>>115995Got some numbers for each model, but my initial impressions from checking up on the output as it's in progress are that Tiny seemed basically unusable, Base was okay, Small good, Medium better, and Large near-perfect. As you would expect pretty much. The other thing I found interesting was that there was no difference in VRAM usage between transcription and translation, but time taken was very variable. Also, it seems the figures for Whisper,
at least from Whisper.cpp, were off pretty widely. That, or maybe it utilizes more VRAM if available? I'm not sure.

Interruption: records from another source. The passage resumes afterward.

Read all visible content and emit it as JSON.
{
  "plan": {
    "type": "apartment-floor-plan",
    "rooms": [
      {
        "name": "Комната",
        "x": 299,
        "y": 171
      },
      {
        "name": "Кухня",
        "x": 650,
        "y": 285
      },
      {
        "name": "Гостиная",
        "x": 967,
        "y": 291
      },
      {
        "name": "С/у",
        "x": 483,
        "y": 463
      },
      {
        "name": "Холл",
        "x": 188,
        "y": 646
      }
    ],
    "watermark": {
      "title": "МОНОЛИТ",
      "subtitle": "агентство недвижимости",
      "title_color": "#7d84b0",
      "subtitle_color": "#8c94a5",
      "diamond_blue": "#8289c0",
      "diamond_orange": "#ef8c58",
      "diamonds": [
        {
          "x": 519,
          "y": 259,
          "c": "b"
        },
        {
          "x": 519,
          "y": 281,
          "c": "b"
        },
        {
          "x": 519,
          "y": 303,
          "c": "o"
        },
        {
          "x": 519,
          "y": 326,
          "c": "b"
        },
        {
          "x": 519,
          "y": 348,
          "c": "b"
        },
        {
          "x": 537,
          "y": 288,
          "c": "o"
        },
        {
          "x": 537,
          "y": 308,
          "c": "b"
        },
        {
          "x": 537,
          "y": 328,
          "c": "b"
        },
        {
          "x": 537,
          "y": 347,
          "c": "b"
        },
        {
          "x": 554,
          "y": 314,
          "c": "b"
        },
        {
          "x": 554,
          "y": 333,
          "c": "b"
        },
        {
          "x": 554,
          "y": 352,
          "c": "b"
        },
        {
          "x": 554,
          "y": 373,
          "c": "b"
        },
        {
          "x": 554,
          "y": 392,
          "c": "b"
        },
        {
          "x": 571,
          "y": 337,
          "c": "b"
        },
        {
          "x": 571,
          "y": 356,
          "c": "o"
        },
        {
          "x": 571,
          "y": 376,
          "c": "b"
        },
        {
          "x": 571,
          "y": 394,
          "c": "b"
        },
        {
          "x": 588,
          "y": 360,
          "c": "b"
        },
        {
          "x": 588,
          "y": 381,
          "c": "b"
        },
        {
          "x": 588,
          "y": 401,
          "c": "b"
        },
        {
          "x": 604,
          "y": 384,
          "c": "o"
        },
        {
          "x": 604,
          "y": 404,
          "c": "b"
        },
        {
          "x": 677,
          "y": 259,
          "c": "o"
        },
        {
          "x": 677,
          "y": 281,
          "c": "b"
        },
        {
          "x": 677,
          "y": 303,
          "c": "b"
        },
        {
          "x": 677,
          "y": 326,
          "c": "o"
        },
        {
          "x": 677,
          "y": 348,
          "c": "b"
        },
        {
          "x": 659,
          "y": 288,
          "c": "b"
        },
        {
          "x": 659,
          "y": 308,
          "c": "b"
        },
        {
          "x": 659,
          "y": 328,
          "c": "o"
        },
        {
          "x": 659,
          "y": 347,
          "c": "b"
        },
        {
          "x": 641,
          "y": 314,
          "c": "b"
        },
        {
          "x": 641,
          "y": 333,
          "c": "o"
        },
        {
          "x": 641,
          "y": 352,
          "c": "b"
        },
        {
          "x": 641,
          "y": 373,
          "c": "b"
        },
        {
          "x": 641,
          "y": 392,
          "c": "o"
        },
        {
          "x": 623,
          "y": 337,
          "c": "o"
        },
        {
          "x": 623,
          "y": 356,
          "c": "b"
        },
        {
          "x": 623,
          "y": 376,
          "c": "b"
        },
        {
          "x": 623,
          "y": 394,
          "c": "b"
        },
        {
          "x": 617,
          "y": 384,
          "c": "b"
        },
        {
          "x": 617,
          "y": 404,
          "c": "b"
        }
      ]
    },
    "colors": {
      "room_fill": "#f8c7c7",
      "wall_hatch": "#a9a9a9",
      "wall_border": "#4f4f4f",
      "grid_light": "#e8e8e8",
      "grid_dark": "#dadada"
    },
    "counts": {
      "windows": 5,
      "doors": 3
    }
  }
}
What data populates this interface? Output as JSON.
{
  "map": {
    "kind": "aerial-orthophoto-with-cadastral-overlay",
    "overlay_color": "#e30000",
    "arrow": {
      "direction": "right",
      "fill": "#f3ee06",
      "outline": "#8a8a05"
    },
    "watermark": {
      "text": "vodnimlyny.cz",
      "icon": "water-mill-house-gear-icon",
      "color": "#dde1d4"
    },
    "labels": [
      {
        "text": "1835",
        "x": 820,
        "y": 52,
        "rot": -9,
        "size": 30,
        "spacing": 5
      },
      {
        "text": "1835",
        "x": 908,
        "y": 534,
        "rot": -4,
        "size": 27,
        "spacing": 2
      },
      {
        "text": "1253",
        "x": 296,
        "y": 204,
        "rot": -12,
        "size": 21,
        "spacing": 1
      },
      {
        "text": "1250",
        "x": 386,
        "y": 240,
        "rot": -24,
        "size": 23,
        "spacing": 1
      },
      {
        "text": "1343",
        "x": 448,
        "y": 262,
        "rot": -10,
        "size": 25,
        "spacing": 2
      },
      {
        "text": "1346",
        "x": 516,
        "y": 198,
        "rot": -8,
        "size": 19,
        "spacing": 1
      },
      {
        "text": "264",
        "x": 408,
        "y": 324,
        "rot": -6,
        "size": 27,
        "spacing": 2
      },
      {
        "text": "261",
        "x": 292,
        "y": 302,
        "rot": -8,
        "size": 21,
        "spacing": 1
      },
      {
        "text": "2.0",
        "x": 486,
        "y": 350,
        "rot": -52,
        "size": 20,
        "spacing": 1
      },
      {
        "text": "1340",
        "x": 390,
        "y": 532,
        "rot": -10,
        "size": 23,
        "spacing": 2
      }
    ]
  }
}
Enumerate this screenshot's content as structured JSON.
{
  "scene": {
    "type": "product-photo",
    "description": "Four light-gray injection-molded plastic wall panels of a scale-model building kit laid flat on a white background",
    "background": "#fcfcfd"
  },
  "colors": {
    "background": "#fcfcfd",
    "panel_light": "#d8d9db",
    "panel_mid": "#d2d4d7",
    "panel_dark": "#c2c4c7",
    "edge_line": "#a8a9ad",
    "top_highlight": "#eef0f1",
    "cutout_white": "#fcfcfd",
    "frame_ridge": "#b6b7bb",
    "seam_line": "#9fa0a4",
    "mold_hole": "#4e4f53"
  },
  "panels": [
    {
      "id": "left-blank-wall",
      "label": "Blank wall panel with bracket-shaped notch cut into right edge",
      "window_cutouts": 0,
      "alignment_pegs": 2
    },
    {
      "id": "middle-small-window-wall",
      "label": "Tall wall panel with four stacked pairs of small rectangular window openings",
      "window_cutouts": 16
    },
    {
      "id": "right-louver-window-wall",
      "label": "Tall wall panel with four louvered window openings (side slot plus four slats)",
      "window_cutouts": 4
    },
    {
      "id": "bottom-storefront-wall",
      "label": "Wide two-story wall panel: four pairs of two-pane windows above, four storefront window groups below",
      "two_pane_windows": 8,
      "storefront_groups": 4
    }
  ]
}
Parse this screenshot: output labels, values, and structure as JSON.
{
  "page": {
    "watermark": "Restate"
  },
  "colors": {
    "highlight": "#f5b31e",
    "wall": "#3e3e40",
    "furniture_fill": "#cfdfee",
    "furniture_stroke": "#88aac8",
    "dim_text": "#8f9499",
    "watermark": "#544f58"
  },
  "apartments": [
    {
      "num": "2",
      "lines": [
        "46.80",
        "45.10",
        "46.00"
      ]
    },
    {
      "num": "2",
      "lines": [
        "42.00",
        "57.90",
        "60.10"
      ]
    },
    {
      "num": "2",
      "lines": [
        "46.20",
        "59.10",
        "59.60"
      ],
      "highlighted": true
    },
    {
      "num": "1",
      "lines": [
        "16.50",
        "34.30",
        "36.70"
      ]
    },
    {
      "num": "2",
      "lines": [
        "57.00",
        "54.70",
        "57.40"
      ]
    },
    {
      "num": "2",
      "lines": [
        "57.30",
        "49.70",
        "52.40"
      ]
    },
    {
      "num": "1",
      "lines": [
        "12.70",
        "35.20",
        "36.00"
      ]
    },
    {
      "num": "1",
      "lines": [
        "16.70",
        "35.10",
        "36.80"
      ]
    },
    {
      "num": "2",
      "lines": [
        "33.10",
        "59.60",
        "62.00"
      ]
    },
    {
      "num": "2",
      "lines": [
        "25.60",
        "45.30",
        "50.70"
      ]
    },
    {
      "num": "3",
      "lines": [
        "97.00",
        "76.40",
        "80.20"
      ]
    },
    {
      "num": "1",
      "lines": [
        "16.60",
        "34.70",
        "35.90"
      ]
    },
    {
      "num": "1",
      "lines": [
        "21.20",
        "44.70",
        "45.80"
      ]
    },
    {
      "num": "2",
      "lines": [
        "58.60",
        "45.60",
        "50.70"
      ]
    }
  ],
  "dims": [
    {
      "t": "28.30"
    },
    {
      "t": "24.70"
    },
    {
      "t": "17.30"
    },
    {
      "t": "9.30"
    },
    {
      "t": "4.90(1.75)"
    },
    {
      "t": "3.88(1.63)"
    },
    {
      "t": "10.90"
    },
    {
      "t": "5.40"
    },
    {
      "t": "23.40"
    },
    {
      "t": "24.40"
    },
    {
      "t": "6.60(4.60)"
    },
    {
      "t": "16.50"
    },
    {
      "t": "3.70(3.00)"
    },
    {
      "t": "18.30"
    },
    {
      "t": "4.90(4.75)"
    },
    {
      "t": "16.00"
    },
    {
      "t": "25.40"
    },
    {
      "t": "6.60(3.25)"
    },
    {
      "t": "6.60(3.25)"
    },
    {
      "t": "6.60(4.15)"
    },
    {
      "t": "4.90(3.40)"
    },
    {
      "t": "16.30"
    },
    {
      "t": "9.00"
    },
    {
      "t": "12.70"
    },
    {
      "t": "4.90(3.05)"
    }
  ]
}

But either way, my maximum VRAM usage was ~11GB, NOT 4.7GB like Whisper.cpp claims.
Tiny:
Transcribe:
VRAM: 1795MB
Total Time: 4 minutes 3 seconds
Second-per-Minute: 2.5 seconds
Translate:
VRAM: 1804MB
Time: 6 minutes
Second-per-Minute: 3.7 seconds
Base:
Transcribe:
VRAM: 3223MB
Time: 5 minutes 38 seconds
Second-per-Minute: 3.5 seconds
Translate:
VRAM: 3192MB
Time: 3 minutes 47 seconds
Second-per-Minute: 2.3 seconds
Small:
Transcribe:
VRAM: 3157MB
Time: 4 minutes 26 seconds
Second-per-Minute: 2.7 seconds
Translate:
VRAM: 3172MB
Time: 4 minutes 42 seconds
Second-per-Minute: 2.9 seconds
Medium:
Transcribe:
VRAM: 6177MB
Time: 9 minutes 15 seconds
Second-per-Minute: 5.7 seconds
Translate:
VRAM: 6153MB
Time: N/A (Forgot to write the end time. Whoops)
Second-per-Minute: N/A
Large:
Transcribe:
VRAM: 11251MB
Time: 11 minutes 52 seconds
Second-per-Minute: 7.37
Translate:
VRAM: 11242MB
Time: 8 minutes 48 seconds
Second-per-Minute: 5.4 seconds